Censure féroce en Russie ? [par Bruno Drweski]
Par Bruno DRWESKI
De la part d'un journaliste occidental à la retraite, ancien correspondant en URSS puis en Russie
Je lis dans « Le Monde » et ailleurs qu'une censure poutinienne féroce règne dans les médias russes, "comme à l'époque soviétique". C'est ridicule : le ton, la liberté, le pluralisme, l'ouverture au monde des médias russes n'ont rien à voir avec l'époque de la chape de plomb brejnévienne.
Il se fait que j'écoute régulièrement les radios internet des plus libéraux - « Echo de Moscou » et « Radio Svoboda » - des émetteurs que l'on dit très écoutés (surtout le premier) parmi les « décideurs » et les élites moscovites. « Echo de Moscou » appartient en partie au groupe Gazprom et donne la parole à toutes les tendances de ces élites, sans doute en prenant soin de ne pas stigmatiser ni insulter le Président et tout en privilégiant l'idéologie libérale et pro-occidentale. L'une et l'autre radio, de même que la presse écrite d'opposition (papier et internet), publient des critiques souvent virulentes du pouvoir, du gouvernement.
Il existe aussi des radios nationalistes dont les critiques vont dans l'autre sens, anti-américain et anti-gouvernement russe jugé trop mou ou trop libéral. Il n'y a pas de « pensée unique » en Russie ! Et les débats russes sont souvent très riches, très longs...
Je ne parle pas, bien sûr, des radios de divertissement et exclusivement musicales qui sont légion et ont sans doute le maximum d'auditeurs. Je n'ai pas étudié le degré de crétinisation qui ne doit pas être très différent du nôtre.
Evidemment, Svoboda, financée par le Congrès des EU, est la plus ardente, on y débat régulièrement du « prochain effondrement de la Russie ». Cela dit, l'un des chroniqueurs anti-Poutine les plus radicaux de "Echo de Moscou" explique dans une interview en Allemagne (*) que ces voix d'opposition sont non pas étouffées mais tolérées pour donner l'impression au bon peuple que la liberté d'opinion existe.
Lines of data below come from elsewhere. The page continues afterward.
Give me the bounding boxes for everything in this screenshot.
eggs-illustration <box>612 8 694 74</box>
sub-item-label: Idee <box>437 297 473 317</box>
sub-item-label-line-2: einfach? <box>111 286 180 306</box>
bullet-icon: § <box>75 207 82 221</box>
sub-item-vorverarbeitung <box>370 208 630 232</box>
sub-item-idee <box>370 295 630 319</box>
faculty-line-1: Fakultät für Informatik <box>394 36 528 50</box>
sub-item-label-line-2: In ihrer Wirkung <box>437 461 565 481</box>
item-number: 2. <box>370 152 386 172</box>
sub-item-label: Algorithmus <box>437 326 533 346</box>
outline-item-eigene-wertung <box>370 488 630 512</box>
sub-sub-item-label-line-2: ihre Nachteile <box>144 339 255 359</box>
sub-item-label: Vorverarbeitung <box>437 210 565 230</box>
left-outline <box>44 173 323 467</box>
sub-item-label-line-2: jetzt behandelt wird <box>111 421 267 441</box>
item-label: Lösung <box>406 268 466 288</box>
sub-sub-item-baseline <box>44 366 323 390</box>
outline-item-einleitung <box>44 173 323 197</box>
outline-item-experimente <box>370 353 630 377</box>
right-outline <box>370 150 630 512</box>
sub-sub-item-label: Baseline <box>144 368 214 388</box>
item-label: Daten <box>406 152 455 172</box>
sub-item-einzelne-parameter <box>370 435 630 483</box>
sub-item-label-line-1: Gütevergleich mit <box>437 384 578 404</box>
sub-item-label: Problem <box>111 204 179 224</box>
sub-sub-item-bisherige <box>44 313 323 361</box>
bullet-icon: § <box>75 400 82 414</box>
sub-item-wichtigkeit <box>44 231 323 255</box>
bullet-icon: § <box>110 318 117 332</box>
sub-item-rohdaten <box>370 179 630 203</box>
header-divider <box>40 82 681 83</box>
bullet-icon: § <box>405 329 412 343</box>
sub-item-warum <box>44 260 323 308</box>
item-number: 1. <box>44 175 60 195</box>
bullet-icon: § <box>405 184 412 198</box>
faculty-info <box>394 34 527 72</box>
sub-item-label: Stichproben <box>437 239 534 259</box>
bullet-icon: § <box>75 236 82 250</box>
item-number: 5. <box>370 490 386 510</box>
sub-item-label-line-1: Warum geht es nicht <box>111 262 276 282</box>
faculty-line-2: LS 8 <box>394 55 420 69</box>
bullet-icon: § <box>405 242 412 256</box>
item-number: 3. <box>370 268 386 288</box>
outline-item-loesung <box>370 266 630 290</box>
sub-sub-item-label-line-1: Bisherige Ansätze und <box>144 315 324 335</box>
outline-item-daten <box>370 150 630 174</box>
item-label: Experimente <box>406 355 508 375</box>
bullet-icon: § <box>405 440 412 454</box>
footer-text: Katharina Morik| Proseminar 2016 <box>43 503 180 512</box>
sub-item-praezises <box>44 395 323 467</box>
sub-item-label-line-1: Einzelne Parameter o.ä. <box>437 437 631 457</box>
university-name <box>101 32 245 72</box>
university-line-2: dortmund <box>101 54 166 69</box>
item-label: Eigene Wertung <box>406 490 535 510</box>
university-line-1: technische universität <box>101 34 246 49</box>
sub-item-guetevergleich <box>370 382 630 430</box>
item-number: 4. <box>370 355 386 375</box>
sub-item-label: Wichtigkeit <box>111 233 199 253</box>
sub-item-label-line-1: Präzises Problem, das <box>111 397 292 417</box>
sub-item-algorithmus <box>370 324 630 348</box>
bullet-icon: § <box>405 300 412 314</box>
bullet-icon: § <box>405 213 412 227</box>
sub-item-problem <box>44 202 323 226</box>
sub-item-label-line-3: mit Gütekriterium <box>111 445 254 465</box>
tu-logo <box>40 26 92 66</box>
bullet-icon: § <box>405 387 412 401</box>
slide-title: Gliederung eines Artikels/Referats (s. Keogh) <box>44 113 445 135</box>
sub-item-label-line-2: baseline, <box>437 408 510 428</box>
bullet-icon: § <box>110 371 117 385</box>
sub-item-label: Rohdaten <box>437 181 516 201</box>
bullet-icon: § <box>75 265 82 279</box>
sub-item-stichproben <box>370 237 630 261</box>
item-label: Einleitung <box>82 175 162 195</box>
Et que, de toute façon, cela ne change rien à rien et ne dérange en rien l'autocratie poutinienne qui décide de tout, alors qu'aucune opposition n'existe.
Bien entendu, les chaînes télé sont sous contrôle du Kremlin, et c'est moins une censure administrative d'ancien style qui y règne qu'une censure économique et surtout une "autocensure". La situation n'est pas là même dans les régions où les médias publics, peu nombreux, sont "aux ordres" des administrations locales. Certains sujets sont périlleux, comme la Tchétchénie, on songe à l'influence et à l'impunité de la bande à Kadyrov, qui inspire la peur.
Sans oublier que des serviteurs appliqués du régime en rajoutent plus qu'on ne leur en demande !
JMC
(*) Il s'agit de "Evreiskie Panorama", le Panorama juif, en langue russe, un journal très copieux et très intéressant, qui malmène le pouvoir russe tout en soutenant le pouvoir ukrainien, dénonce les politiques migratoires de l'Europe et "l'invasion musulmane", "l'antisémitisme en hausse partout", et défend la politique israélienne à 150%.